Q: What has been the highest point of your ministry?
A: When people say, “I got saved in your ministry,” and they tell me a story of what my music has done for them. My father and mother taught my sister and me to just be normal. It’s not show business to us. When God wants to use us, we say, “Really?” God gets us excited over the little things.
Q: What have been some of your low points?
A: The lowest day of my life was when my mother died. Her cancer was in remission for five years. And then one night she just died. You know, we talk about heaven and sing about heaven and all that, but it’s still very hard when you lose people who are close to you.
Q: There was a report years ago that you were involved in drugs. Was that true?
A: It was soup–called the Cambridge Diet Soup. I had wanted to lose weight so badly, and some friends were selling this Cambridge Diet stuff. It was something like chicken noodle soup. My cousin picked me up at the airport and I had opened this chicken noodle soup. When I got into the car, the shopping bag fell and all of this stuff was on the floor. So it looked like I could have been a drug dealer. They locked me up, but I was out within five minutes. Every radio station I turned on was carrying the story. Four days later, the newspaper printed a retraction.
Q: Many people in the public eye fall in the face of temptation. How have you kept yourself clean before God?
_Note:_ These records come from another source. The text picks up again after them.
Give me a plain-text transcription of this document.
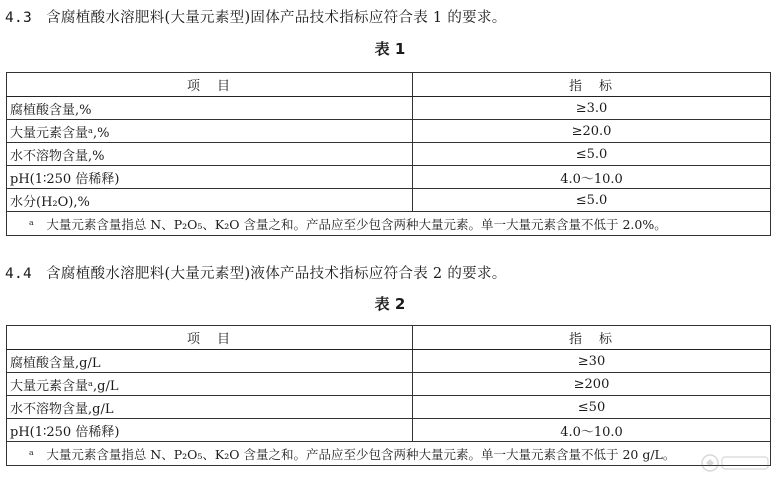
4.3 含腐植酸水溶肥料(大量元素型)固体产品技术指标应符合表 1 的要求。
表 1
项　目	指　标
腐植酸含量,%	≥3.0
大量元素含量ᵃ,%	≥20.0
水不溶物含量,%	≤5.0
pH(1∶250 倍稀释)	4.0～10.0
水分(H₂O),%	≤5.0
ᵃ　大量元素含量指总 N、P₂O₅、K₂O 含量之和。产品应至少包含两种大量元素。单一大量元素含量不低于 2.0%。	
4.4 含腐植酸水溶肥料(大量元素型)液体产品技术指标应符合表 2 的要求。
表 2
项　目	指　标
腐植酸含量,g/L	≥30
大量元素含量ᵃ,g/L	≥200
水不溶物含量,g/L	≤50
pH(1∶250 倍稀释)	4.0～10.0
ᵃ　大量元素含量指总 N、P₂O₅、K₂O 含量之和。产品应至少包含两种大量元素。单一大量元素含量不低于 20 g/L。	
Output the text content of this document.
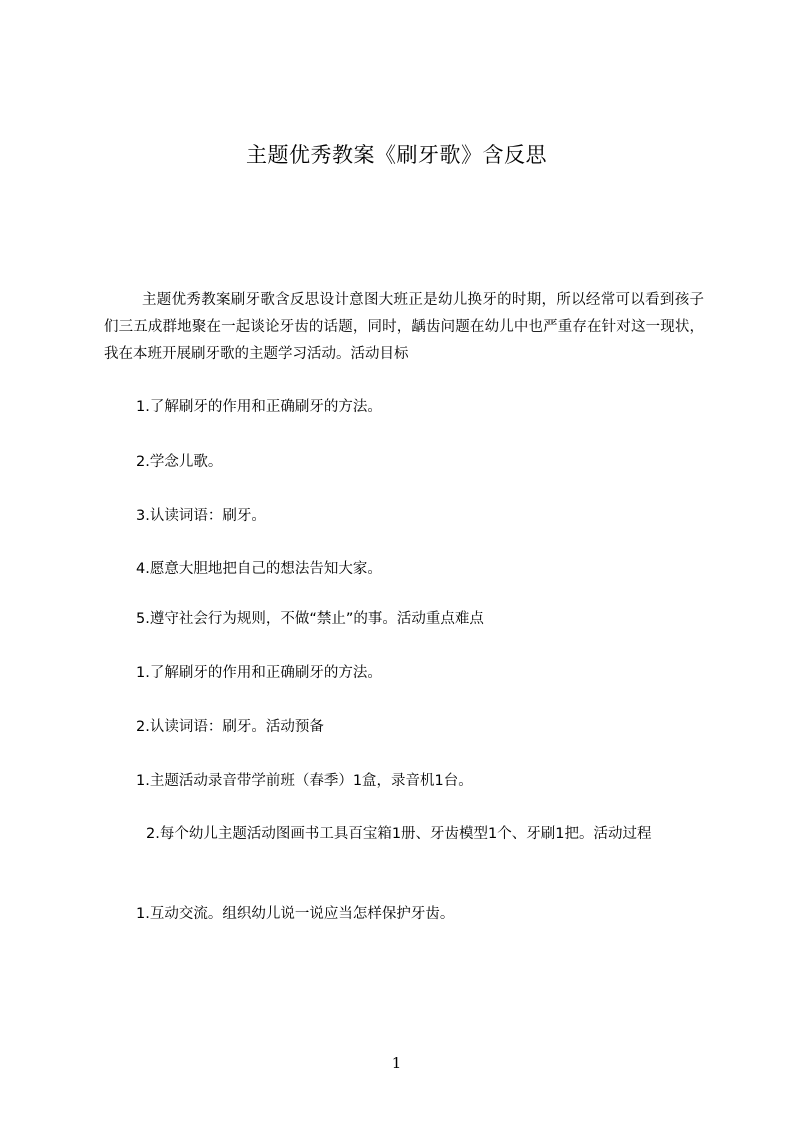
主题优秀教案《刷牙歌》含反思

主题优秀教案刷牙歌含反思设计意图大班正是幼儿换牙的时期，所以经常可以看到孩子们三五成群地聚在一起谈论牙齿的话题，同时，龋齿问题在幼儿中也严重存在针对这一现状，我在本班开展刷牙歌的主题学习活动。活动目标

1.了解刷牙的作用和正确刷牙的方法。

2.学念儿歌。

3.认读词语：刷牙。

4.愿意大胆地把自己的想法告知大家。

5.遵守社会行为规则，不做“禁止”的事。活动重点难点

1.了解刷牙的作用和正确刷牙的方法。

2.认读词语：刷牙。活动预备

1.主题活动录音带学前班（春季）1盒，录音机1台。

2.每个幼儿主题活动图画书工具百宝箱1册、牙齿模型1个、牙刷1把。活动过程

1.互动交流。组织幼儿说一说应当怎样保护牙齿。

1
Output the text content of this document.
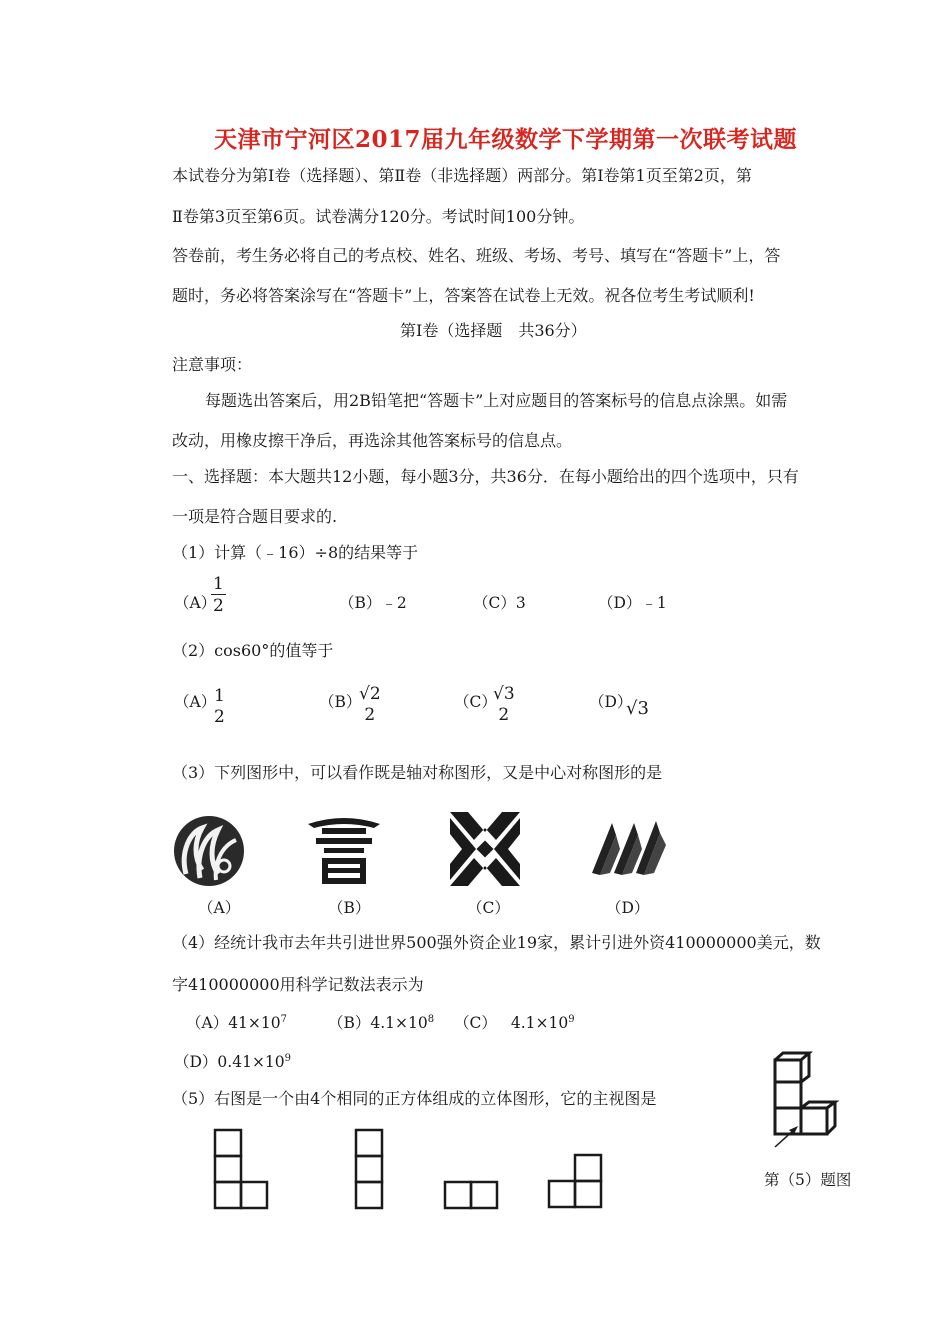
天津市宁河区2017届九年级数学下学期第一次联考试题
本试卷分为第Ⅰ卷（选择题）、第Ⅱ卷（非选择题）两部分。第Ⅰ卷第1页至第2页，第
Ⅱ卷第3页至第6页。试卷满分120分。考试时间100分钟。
答卷前，考生务必将自己的考点校、姓名、班级、考场、考号、填写在“答题卡”上，答
题时，务必将答案涂写在“答题卡”上，答案答在试卷上无效。祝各位考生考试顺利!
第Ⅰ卷（选择题　共36分）
注意事项：
每题选出答案后，用2B铅笔把“答题卡”上对应题目的答案标号的信息点涂黑。如需
改动，用橡皮擦干净后，再选涂其他答案标号的信息点。
一、选择题：本大题共12小题，每小题3分，共36分．在每小题给出的四个选项中，只有
一项是符合题目要求的.
（1）计算（﹣16）÷8的结果等于
（A）
$\frac{1}{2}$	（B）﹣2	（C）3	（D）﹣1
（2）cos60°的值等于
（A）
1
2
（B）
√2
2
（C）
√3
2
（D）
√3
（3）下列图形中，可以看作既是轴对称图形，又是中心对称图形的是
（A）	（B）	（C）	（D）
（4）经统计我市去年共引进世界500强外资企业19家，累计引进外资410000000美元，数
字410000000用科学记数法表示为
$(A)41\times 10^7$	$(B)4.1\times 10^8$ （C） $4.1\times 10^9$
$(D)0.41\times 10^9$
（5）右图是一个由4个相同的正方体组成的立体图形，它的主视图是
第（5）题图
A: Nobody is pretty enough for me to lose what God gave me. I know that the only inspiration I have is in His presence. If I ever thought that I was going to mess up like that, He could just kill me, just take me off this planet.
Q: What is your favorite Andraé Crouch song?
A: Some of my favorite songs are the ones I write that nobody pays much attention to. I have a little song that says, “I love walking with You, I love walking with You. You can take me any place You want to cause I love walking with You. I love talking with You. I love talking with You because everything You tell me, Lord, is always true. That’s why I love talking with You.”
Q: Describe your relationship with God.
A: If you used old people’s terms I would say “dear.” I feel safe with Him, because He’s got me in a place that erases all the hurt that I’ve felt. I just love walking with Him.